Wilmington, Mass., Mar. 8-9—“I’m done with the cold!” is what you hear this winter from bikers and non-bikers alike. If you are a biker, at least there have been bike shows to create diversions from the polar vortex of 2014! In this area were four shows this season—Boston in January, the Springfield show, one in Salem, New Hampshire, and last, but not least, the Northeast Motorcycle Expo in Wilmington held the second weekend in March.
Wilmington is rather a small show compared to the others, but it was a great way to spend the day or even the weekend. As you walked in you saw the aisles of vendors familiar to every show this season. Motorcycles of Manchester took up a third of the one room with an array of used and new bikes on which to ride off when summer arrives.
Larry Fredella of Old School Choppers pulled out all the stops with 11 bikes to display. He was awarded best of show for his 1983 FLH Harley-Davidson. Not only are his custom builds still going strong, Larry is also starting a clothing line of custom riding apparel. Jackets, T-shirts and fleeces are among the items of clothing available. Jackets are custom-designed with one deeper pocket for your cell phone, for example, and a lining that can zipper out when it is warm. The back of the jacket is longer than the front so cold air stays out. Sleeves are also a little longer to keep them from riding up while hands are gripping the handlebars. Check out www.choppersoldschool.us and see what is available on the website.
Larry was also very proud of his 1981 FLH called “Road Kill,” as it took a year to build. A mousetrap covers the fuses. The igniter creates sparks in the muffler and a flame comes out of the exhaust pipe. The paint is made to look old and all of Larry’s paint jobs are unique, look antique, and he encourages you to touch the bikes and see how the new paint was made to look old and rough!
Larry’s good friend and fellow builder Paul Mirisola was there as well. His antique 1947 H-D WL named “Red Headed Step Child” is an eye catcher. Paul creates his own custom build in a unique way. He takes a 4′ x 8′ sheet of plywood and draws the bike design on paper. Then he makes templates from the design on paper out of cardboard and configures the 3D prototype of the bike.
The people’s choice for first place went to Peter Loosigian for his 1948 Harley-Davidson EL. “Benny’s Bike,” as the ’48 is called, has an interesting story. Benjamin Sayles, known as Benny, bought the bike in 1948 or ’49 at Cycle Haven in Haverhill, Massachusetts. Benny traveled with the bike to Niagara Falls, the Smithsonian, into the Deep South and even out west to Hollywood. While in Hollywood, Benny ran into the actor Humphrey Bogart who bought him a doughnut! For all of you that didn’t know, Humphrey Bogart went to school at Phillips Academy in Andover.
Benny rode up until 1975 when advanced age stopped him from riding and the bike was then stored in the garage for 28 years. As Peter grew up, he watched Benny travel the roads of Andover. Every time he saw Benny he would ask him if he could buy the bike, but Benny was resistant. Finally, when he was quite ill, Peter went to see him and Benny sold him the bike.
Peter has restored the bike in red, though the unrestored color was blue. There are some interesting facts about the Panhead: 1948 was the first year of production, and 4,321 ELs were built in Milwaukee.

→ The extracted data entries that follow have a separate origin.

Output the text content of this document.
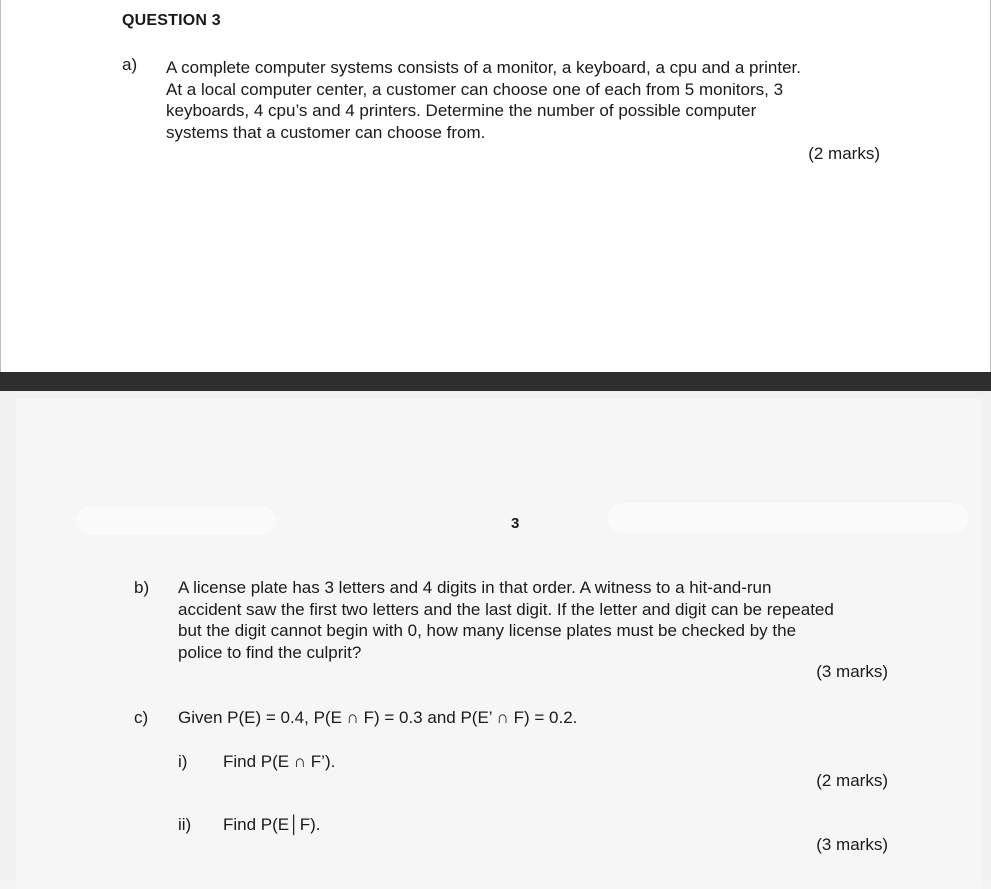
QUESTION 3
a) A complete computer systems consists of a monitor, a keyboard, a cpu and a printer.
At a local computer center, a customer can choose one of each from 5 monitors, 3
keyboards, 4 cpu’s and 4 printers. Determine the number of possible computer
systems that a customer can choose from.
(2 marks)
3
b) A license plate has 3 letters and 4 digits in that order. A witness to a hit-and-run
accident saw the first two letters and the last digit. If the letter and digit can be repeated
but the digit cannot begin with 0, how many license plates must be checked by the
police to find the culprit?
(3 marks)
c) Given P(E) = 0.4, P(E ∩ F) = 0.3 and P(E’ ∩ F) = 0.2.
i) Find P(E ∩ F’).
(2 marks)
ii) Find P(E│F).
(3 marks)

Peter talks so lovingly about the bike and the memory of Benny. The bike is a part of his life as much as it was the original owner’s. Benny was known to ride the bike in Andover, park it and stand with one foot on the fire hydrant. Peter keeps that image in his mind and rides it over the same roads that Benny rode before putting flowers at Benny’s resting place.
You can just feel this story, and obviously the people who attended the show did too because they voted it the winner!
From each of the two halls the band music played on. Wagner Motorsports of Massachusetts employed the Pit Girls to promote their Indian Motorcycles. The Pit Girls are models and spokeswomen available to staff your event, help with fundraising, product endorsement and just meet-and-greet responsibilities. The company has also raised more than $650,000 for the Make-A-Wish Foundation and the Brain Aneurysm Foundation, as well as other cancer and charitable foundations. But these girls are not just beautiful; they are willing to break a nail for the cause, which can include getting muddy, dirty or greasy. Check out www.thepitgirls.com to learn more.
The Wilmington Expo was the last of the bike shows and now we just have to make it through the last couple of storms till spring rounds the bend and we can ride again.